George and Rico will compete against representatives from four other horticultural sectors at the 2019 Young Horticulturist Competition grand final in November. They will be up against Anika Jackson from Dunedin, who will represent the Young Amenity sector, and Auckland’s Jessie Wakeling, who won the floriculture competition. Still to be determined are the remaining two finalists of the Young Grower and Viticulture sectors.
Last year’s competition winner was Annabel Bulk, a viticulturist with Felton Road Wines in Central Otago’s Bannockburn.

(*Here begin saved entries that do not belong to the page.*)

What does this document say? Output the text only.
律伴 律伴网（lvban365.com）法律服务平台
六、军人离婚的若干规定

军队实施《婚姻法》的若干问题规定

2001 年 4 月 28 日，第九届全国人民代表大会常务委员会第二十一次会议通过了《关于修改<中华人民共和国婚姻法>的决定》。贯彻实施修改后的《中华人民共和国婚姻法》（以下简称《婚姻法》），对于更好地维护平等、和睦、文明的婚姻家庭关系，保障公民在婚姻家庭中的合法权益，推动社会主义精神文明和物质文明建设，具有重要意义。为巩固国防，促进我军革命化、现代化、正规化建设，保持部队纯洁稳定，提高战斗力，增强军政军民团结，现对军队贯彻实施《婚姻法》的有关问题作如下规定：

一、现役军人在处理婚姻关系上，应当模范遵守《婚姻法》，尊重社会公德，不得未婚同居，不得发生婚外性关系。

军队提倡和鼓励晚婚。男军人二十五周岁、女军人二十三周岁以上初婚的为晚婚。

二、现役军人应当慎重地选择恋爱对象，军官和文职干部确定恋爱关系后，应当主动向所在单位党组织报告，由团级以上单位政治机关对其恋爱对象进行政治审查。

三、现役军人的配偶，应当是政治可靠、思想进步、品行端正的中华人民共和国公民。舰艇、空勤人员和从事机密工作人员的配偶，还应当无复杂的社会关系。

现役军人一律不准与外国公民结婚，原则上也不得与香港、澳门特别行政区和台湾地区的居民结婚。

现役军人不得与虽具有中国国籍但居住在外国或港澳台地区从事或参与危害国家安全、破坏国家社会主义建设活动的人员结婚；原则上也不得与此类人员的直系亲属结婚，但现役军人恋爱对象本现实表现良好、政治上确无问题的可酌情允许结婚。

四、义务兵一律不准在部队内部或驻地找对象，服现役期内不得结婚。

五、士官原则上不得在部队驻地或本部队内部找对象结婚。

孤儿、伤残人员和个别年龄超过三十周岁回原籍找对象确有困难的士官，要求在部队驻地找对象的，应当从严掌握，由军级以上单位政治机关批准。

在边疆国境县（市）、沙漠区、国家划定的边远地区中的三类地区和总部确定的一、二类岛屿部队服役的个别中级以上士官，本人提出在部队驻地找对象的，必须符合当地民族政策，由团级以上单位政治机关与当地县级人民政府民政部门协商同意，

The Young Horticulturist Competition recognises and celebrates excellence in people aged under 30, employed in the horticulture industry. Rigorous competition and multiple skills are part of the journey to becoming a Young Horticulturist Competition finalist.
George, who has been with Goom Landscapes for nearly three years, is a landscape foreman. He has a Landscape Architecture degree from Lincoln University (which he completed in 2016) and began working at Goom Landscape on an internship. He started in the office but, once his practical-based skills were recognised, he was put out in the field - initially as a labourer, although promotion was swift.
George says he felt “esctatic” about winning the competition in which a wide range of ability and skill sets were tested. This ranged from knowing your plants, to setting out a profile, to health and safety matters.
“I’m happy with myself and my effort. It’s been an achievement I have been eyeing up for a year or so,” says George who lives in Bishopdale.
Meanwhile, Rico has degrees in commerce and arts from The University of Canterbury.He is passionate about ecommerce, which he sees as a big growth opportunity for Southern Woods and his industry as a whole. He’s also excited about opportunities associated with Government’s billion trees programme, with its goal to plant one billion trees by 2028.
2019 Young Horticulturist Competition chairperson Elle Anderson says this year marks a milestone with the competition celebrating its 15th year.
“That is 15 years of providing an opportunity for personal and professional growth for young leaders from the wider horticultural industry. It will be these leaders who will inspire the industry and others to ensure our horticultural industry stays ahead of the world with innovations,” she says.
The 2019 Young Horticulturist Competition has AGMARDT, Countdown, Fruitfed Supplies and T&G as partnering sponsors.
AGMARDT General Manager Malcolm Nitschke says AGMARDT recognises the Young Horticulturist competition truly reflects the diversity of the industry with competing representatives from various sectors.
“AGMARDT is proud to be a significant sponsor of this event, which is a great way to demonstrate to the wider public that there are opportunities for employment and career growth within the horticultural sectors.”
Countdown head of produce Steve Sexton says Countdown is passionate about great fruit and veg and works hard on fostering its direct grower relationships throughout the country.
“We also want to ensure that we are supporting the next generation of growers and that's why we're really proud to continue to support the Young Horticulturist Event,” he says.